The supplementary duty from petroleum jelly was waived considering its wide range of uses during winter by rural and marginalised people. Around 10% supplementary duty on filament bulbs was scrapped as energy bulbs are still costly for the poor and marginalised people. A total of 7% additional VAT on locally produced motorcycles was also exempted.
Finance Minister AMA Muhith, who placed his 10th consecutive budget for the AL-led government, has accurately projected the economic developments achieved over the past decade with the present AL-led alliance in power.
The budget for the next fiscal year showed that government's revenue earnings would largely depend on NBR-generated (National Board of Revenue) tax (Tk 2,96,201 crore) followed by other sources like non-tax revenues (Tk 33,352 crore) and non-NBR tax (Tk 9,727 crore).
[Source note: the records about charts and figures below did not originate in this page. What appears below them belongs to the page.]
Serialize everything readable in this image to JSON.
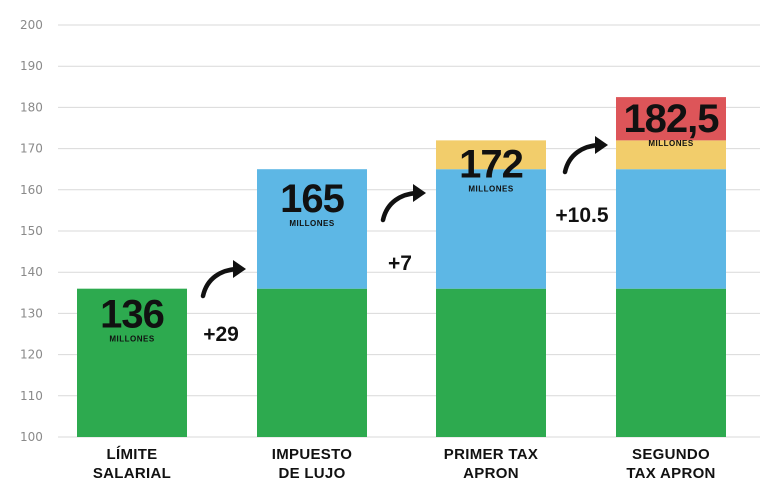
{
  "chart_data": {
    "type": "bar",
    "stacked": true,
    "ylim": [
      100,
      200
    ],
    "yticks": [
      100,
      110,
      120,
      130,
      140,
      150,
      160,
      170,
      180,
      190,
      200
    ],
    "grid": true,
    "categories": [
      [
        "LÍMITE",
        "SALARIAL"
      ],
      [
        "IMPUESTO",
        "DE LUJO"
      ],
      [
        "PRIMER TAX",
        "APRON"
      ],
      [
        "SEGUNDO",
        "TAX APRON"
      ]
    ],
    "totals": [
      136,
      165,
      172,
      182.5
    ],
    "total_labels": [
      "136",
      "165",
      "172",
      "182,5"
    ],
    "unit_label": "MILLONES",
    "segments": [
      [
        {
          "from": 100,
          "to": 136,
          "color": "#2daa4f"
        }
      ],
      [
        {
          "from": 100,
          "to": 136,
          "color": "#2daa4f"
        },
        {
          "from": 136,
          "to": 165,
          "color": "#5db7e5"
        }
      ],
      [
        {
          "from": 100,
          "to": 136,
          "color": "#2daa4f"
        },
        {
          "from": 136,
          "to": 165,
          "color": "#5db7e5"
        },
        {
          "from": 165,
          "to": 172,
          "color": "#f2cd6b"
        }
      ],
      [
        {
          "from": 100,
          "to": 136,
          "color": "#2daa4f"
        },
        {
          "from": 136,
          "to": 165,
          "color": "#5db7e5"
        },
        {
          "from": 165,
          "to": 172,
          "color": "#f2cd6b"
        },
        {
          "from": 172,
          "to": 182.5,
          "color": "#dd5559"
        }
      ]
    ],
    "increments": [
      "+29",
      "+7",
      "+10.5"
    ]
  },
  "colors": {
    "salary_cap": "#2daa4f",
    "luxury_tax": "#5db7e5",
    "first_apron": "#f2cd6b",
    "second_apron": "#dd5559",
    "text": "#111111",
    "grid": "#d9d9d9",
    "tick": "#8a8a8a"
  }
}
Still, there will be an income-expenditure mismatch of Tk 1,25,293 crore.
As per the Finance Minister's budget speech, an amount of Tk.54,067 crore (2.1% of GDP) will be financed by external sources while an amount of Tk.71,226 crore (2.8% of GDP) will be financed by domestic sources.
Of the domestic sources, Tk 42,029 crore (1.7% of GDP) will be borrowed from the banking system whileTk.29,197 crore (1.2% of GDP) from National Savings Schemes and other non-bank sources.
Muhith gave relief to certain companies, by reducing company tax to 37.5% from the existing 40%; but belying public expectations, he preferred keeping the tax-exemption ceiling intact at Tk2.5 lakh.
In his sector-specific budget allocation plan, Muhith reserved the biggest portion of 14.6% for education and technology—followed by: 12% for transport and communication, 11.1% for interest payment, 7.1% for subsidies and incentives, 7% for local government and rural development, 6.3% for miscellaneous expenditure, 5.6% each for three sectors (defence, public order, and security and pension), 5.4% for energy and power, 5.1% for social security and welfare, 5% for health, 3.7% for agriculture and 3.1% for public administration.
In the Tk179, 669 crore development budget, the Finance Minister attached most importance to transport and communication—by proposing to allocate 26.6% to a development budget, followed by 16.3% for education and technology, 15.7% for local government and rural development, and 13.8% for energy and power.
The Finance Minister kept aside a sizeable amount to expedite the 10 growth-generating projects, identified as “Mega Projects,” which are the: Padma Multipurpose Bridge Project, Padma Rail Bridge Project, Rooppur Nuclear Power Project, Rampal Coal Based Power Project, Chittagong-Dohajari to Ramu-Cox’s Bazar and Ramu-Gundum Railway Construction Project, Dhaka Mass Rapid Transit Development Project, Construction of Payra Sea port (First Phase) Project, Sonadia Deep Sea port, Matarbari Ultra Super Critical Coal Fired Power Project, and Construction of Maheshkhali Floating LNG Terminal Project.
He re-imposed 25% customs duty and 3% regulatory duty on rice imports to protect local farmers— as the country had a bumper paddy in the Boro season.